Nuclear relaxation and gelation study of the interaction of organophosphates with human normal and sickle hemoglobins. In vitro gelation of sickle oxyhemoglobin in the presence of inositol hexaphosphate.

31P relaxation studies reveal a 3-fold enhancement of the longitudinal relaxation rate of both phosphoryl groups of hemoglobin-bound 2,3-bisphosphoglycerate upon conversion of methemoglobin to fluoromethemoglobin presumably due to an order of magnitude increase in the electron spin relaxation time. The enhancement of the longitudinal components of 31P relaxation (T(-1)1pr) upon binding to hemoglobin is not exchange-limited, since it is more than an order of magnitude smaller than the effect observed on the transverse components (T(-1)2pr). From the observed paramagnetic component, T(-1)1M, of the bound state relaxation rate of 2,3-bisphosphoglycerate, using the correlation time tau s obtained from the frequency dependence of water proton relaxation, we obtained an NMR root mean sixth distance from the four heme iron atoms to each of the 31P nuclei of 24 +/- 1 A. This is in excellent agreement with the x-ray crystallographic determination of this distance of (25 +/- 1) A in the 2,3-bisphosphoglycerate-deoxyhemoglobin complex, indicating that the spatial disposition of the allosteric site in the deoxy and oxy conformations of hemoglobin relative to the various heme irons may be the same, and that the same protein groups may be involved in binding 2,3-bisphosphoglycerate to the two forms of hemoglobin. Water proton relaxation studies reveal the existence of different conformational states of methemoglobins with 2,3-bisphosphoglycerate and inositol hexaphosphate.
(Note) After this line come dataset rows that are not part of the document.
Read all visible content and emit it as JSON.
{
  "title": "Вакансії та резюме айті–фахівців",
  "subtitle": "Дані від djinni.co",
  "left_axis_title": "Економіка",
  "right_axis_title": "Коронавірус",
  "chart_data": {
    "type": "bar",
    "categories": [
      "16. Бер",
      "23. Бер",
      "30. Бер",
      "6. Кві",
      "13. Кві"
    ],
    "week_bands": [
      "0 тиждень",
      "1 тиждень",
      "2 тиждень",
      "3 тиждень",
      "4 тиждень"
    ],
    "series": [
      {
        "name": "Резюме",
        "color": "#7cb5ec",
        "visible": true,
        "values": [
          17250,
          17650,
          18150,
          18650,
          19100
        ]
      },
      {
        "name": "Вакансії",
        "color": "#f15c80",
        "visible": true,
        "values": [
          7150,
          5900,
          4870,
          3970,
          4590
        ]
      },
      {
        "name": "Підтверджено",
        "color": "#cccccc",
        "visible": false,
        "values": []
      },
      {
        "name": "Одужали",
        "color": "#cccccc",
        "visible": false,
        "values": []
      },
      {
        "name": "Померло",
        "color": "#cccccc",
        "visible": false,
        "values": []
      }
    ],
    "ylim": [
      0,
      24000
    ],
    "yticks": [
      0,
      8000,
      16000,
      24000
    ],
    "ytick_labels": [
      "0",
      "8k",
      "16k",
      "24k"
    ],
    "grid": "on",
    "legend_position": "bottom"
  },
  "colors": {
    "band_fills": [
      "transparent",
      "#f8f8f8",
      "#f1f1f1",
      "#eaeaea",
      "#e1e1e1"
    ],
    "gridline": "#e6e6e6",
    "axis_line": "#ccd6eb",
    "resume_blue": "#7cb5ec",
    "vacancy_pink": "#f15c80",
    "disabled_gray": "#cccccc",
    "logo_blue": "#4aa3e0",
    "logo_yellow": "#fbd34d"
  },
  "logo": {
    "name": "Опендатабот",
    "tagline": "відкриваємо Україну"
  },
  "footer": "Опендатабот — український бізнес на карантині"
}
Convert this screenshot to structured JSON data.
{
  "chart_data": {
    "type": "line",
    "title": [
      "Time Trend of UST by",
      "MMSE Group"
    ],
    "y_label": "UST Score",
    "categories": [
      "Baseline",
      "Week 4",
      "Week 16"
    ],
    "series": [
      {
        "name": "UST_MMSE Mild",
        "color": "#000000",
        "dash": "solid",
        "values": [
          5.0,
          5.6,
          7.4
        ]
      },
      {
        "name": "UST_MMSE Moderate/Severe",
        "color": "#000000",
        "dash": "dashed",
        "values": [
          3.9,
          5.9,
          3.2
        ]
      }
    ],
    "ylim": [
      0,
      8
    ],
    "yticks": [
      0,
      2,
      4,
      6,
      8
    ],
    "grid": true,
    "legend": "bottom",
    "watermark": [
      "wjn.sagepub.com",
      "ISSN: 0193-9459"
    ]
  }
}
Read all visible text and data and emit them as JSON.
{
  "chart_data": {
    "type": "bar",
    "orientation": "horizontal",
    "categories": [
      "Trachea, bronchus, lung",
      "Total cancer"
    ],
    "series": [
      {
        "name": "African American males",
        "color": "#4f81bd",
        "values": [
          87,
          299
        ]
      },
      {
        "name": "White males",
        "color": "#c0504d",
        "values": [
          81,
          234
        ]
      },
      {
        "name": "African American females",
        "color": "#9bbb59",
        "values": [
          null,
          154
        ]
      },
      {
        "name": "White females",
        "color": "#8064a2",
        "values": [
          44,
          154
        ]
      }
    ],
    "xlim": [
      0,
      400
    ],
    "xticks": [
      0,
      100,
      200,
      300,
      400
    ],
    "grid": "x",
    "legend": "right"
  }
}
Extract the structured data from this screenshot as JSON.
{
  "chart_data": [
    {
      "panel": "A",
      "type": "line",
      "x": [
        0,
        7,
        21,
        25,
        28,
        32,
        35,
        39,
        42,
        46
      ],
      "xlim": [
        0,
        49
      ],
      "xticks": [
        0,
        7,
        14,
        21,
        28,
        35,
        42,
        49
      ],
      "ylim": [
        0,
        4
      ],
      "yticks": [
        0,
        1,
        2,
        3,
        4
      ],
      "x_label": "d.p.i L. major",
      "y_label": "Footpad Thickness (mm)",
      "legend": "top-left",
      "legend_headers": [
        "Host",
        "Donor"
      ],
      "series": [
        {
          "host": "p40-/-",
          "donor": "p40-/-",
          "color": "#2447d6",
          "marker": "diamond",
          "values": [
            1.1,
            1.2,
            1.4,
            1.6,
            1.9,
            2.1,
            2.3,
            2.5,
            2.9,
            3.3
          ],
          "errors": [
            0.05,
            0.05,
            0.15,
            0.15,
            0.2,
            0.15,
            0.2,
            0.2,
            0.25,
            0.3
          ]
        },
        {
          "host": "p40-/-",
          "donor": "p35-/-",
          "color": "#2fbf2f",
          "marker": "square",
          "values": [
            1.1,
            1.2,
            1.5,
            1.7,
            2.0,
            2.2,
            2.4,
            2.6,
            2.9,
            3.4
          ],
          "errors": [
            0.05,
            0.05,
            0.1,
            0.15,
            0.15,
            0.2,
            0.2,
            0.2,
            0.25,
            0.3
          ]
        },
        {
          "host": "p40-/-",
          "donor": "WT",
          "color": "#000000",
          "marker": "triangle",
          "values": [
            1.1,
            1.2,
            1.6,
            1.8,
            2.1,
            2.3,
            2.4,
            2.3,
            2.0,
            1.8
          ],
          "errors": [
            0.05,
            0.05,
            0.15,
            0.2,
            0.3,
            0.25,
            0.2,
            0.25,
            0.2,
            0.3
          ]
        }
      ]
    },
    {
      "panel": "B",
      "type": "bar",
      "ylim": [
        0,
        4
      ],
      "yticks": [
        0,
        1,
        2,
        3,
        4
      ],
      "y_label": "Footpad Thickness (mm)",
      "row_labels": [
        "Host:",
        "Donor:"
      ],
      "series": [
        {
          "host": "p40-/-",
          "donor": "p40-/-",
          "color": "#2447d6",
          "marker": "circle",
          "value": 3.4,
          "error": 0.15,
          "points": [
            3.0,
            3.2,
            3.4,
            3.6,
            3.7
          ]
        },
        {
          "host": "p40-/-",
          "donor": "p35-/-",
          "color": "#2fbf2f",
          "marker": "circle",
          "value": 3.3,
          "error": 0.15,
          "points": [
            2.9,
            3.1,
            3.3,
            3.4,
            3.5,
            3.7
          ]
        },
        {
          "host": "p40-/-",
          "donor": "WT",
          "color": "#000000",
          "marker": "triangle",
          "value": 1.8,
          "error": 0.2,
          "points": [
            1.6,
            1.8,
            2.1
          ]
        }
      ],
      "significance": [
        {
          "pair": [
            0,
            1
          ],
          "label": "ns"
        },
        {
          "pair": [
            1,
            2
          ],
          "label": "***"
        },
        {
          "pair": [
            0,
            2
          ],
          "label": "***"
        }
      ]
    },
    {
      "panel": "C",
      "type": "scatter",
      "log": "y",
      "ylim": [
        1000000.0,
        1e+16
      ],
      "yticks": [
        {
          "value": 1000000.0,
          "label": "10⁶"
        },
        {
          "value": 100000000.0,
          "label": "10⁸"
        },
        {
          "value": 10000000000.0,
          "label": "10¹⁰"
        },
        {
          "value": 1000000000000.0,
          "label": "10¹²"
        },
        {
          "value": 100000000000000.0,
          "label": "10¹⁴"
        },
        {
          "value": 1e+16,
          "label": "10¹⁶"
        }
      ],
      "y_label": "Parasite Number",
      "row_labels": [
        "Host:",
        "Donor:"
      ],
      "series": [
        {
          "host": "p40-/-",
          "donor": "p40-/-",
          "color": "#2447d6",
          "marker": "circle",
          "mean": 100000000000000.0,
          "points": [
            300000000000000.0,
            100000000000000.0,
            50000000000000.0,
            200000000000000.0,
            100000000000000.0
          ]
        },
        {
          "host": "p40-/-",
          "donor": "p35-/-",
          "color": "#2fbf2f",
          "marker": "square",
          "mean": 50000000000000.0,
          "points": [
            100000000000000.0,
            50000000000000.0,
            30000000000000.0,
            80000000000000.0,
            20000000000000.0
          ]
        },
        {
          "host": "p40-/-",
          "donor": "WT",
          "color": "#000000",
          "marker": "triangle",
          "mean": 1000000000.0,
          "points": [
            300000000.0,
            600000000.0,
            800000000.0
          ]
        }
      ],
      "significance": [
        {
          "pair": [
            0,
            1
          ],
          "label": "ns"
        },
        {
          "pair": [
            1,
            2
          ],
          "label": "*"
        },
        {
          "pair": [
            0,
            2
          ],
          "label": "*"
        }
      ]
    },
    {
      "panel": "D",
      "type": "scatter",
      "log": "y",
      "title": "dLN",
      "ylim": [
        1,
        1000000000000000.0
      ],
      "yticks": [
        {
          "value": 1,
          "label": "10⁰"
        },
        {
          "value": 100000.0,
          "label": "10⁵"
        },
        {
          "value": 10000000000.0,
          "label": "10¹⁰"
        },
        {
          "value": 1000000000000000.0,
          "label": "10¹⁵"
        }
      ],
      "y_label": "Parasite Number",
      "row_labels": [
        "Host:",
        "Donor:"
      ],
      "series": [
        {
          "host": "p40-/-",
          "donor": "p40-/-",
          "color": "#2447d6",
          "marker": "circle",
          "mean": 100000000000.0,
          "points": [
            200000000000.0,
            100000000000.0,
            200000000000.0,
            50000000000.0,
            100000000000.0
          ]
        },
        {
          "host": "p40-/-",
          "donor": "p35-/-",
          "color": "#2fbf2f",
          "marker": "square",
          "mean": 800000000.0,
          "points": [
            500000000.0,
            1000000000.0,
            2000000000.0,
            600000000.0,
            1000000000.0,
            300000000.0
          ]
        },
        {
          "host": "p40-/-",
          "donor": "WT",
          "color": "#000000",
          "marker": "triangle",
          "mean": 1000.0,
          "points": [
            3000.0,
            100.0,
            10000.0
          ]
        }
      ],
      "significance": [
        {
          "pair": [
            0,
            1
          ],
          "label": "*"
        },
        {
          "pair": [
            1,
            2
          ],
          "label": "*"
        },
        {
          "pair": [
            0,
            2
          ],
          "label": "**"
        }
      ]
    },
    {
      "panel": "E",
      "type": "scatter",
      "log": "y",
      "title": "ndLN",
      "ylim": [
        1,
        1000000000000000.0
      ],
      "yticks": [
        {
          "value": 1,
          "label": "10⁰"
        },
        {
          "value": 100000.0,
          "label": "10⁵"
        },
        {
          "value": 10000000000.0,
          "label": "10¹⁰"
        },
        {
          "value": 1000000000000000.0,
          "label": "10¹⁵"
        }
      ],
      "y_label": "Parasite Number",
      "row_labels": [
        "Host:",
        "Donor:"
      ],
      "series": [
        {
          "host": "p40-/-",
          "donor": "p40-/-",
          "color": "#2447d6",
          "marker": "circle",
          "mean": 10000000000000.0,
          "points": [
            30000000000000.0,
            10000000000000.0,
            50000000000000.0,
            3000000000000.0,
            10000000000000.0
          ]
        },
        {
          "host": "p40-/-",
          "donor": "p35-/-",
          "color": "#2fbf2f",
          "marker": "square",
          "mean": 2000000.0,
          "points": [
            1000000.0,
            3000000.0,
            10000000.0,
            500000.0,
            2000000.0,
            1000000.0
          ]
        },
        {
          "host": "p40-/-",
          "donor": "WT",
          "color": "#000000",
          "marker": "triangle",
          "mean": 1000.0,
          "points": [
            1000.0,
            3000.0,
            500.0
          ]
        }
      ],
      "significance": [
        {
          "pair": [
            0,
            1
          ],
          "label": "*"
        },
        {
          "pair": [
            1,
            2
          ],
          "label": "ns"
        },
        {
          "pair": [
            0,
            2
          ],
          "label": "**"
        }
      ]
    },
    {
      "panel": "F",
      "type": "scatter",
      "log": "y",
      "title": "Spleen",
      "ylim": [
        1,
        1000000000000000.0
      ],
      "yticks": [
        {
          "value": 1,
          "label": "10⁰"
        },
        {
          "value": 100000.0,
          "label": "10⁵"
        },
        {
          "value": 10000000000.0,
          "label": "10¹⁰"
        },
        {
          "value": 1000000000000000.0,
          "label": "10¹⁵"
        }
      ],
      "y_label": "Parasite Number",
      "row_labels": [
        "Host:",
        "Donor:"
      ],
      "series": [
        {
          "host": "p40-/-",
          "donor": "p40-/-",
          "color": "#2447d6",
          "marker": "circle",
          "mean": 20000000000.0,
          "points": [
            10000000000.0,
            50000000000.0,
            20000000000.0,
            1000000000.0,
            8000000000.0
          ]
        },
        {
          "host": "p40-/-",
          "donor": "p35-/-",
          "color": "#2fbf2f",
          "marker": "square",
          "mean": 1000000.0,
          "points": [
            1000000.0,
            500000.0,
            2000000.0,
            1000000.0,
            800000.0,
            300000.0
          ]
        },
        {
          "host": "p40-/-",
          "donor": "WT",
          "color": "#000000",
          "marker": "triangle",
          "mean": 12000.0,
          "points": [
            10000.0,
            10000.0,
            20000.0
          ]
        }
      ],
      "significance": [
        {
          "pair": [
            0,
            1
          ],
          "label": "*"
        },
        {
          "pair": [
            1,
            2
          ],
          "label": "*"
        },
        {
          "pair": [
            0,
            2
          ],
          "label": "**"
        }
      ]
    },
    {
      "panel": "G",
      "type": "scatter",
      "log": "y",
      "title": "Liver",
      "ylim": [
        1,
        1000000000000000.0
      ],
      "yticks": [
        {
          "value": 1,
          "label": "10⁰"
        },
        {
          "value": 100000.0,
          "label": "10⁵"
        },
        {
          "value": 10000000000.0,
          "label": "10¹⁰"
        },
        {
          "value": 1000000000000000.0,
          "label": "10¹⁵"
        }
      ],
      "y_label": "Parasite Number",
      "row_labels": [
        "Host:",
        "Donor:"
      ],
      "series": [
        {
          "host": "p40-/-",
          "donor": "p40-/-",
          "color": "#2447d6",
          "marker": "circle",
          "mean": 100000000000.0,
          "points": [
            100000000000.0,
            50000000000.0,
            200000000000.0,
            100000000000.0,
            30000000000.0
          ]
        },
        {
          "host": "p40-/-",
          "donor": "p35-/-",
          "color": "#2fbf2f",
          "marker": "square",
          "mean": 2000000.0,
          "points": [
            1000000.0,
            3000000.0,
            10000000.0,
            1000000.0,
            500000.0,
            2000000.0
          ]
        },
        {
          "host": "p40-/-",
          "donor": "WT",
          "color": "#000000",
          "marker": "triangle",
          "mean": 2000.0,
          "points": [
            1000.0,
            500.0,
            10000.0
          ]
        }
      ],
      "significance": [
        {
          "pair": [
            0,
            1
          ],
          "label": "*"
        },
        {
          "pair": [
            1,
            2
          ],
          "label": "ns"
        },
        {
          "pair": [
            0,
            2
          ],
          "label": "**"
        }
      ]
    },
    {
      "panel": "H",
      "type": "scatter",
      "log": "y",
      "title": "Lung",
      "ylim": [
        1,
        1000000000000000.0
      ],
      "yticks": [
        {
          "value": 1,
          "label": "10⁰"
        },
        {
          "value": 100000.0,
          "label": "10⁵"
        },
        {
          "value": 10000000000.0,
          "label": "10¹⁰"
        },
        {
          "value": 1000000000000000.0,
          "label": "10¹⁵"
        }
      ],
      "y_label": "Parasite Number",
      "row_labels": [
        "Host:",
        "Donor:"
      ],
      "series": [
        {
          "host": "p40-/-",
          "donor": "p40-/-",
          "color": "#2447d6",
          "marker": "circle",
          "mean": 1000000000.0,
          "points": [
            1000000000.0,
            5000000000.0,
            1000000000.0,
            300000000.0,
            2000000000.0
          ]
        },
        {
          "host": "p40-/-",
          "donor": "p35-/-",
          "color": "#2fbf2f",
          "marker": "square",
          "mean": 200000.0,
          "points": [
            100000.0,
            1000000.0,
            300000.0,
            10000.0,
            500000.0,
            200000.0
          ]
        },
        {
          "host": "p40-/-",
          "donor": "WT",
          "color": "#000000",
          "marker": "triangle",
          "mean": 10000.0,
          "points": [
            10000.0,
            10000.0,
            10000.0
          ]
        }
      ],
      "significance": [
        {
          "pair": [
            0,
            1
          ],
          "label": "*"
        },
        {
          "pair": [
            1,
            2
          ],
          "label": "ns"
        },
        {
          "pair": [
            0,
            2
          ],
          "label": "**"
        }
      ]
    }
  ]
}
Inositol hexaphosphate alters the conformation to a strained (T) state with deoxy-like quaternary and tertiary globin structure as indicated by the finding that equimolar amounts of inositol heasphosphate induce gelation in a 4 mM sickle methemoglobin solution at temperatures greater than or equal 24 degrees. More interestingly, oxyhemoglobin S shows an identical thermodynamically reversible gelation behavior, with the same transition temperature (24 degrees), arguing against a mutual coupling of the protein conformation and the heme spin state in functional ferrohemoglobins. High ionic strengths (approximately 1 M) and pH values above neutrality block inositol hexaphosphate induced gelation of sickle met- and oxyhemoglobins. Unlike inositol hexaphosphate, the presence of saturating amounts of 2,3-bisphosphoglycerate does not promote gelation of a 4 mM met- or oxyhemoglobin S solution.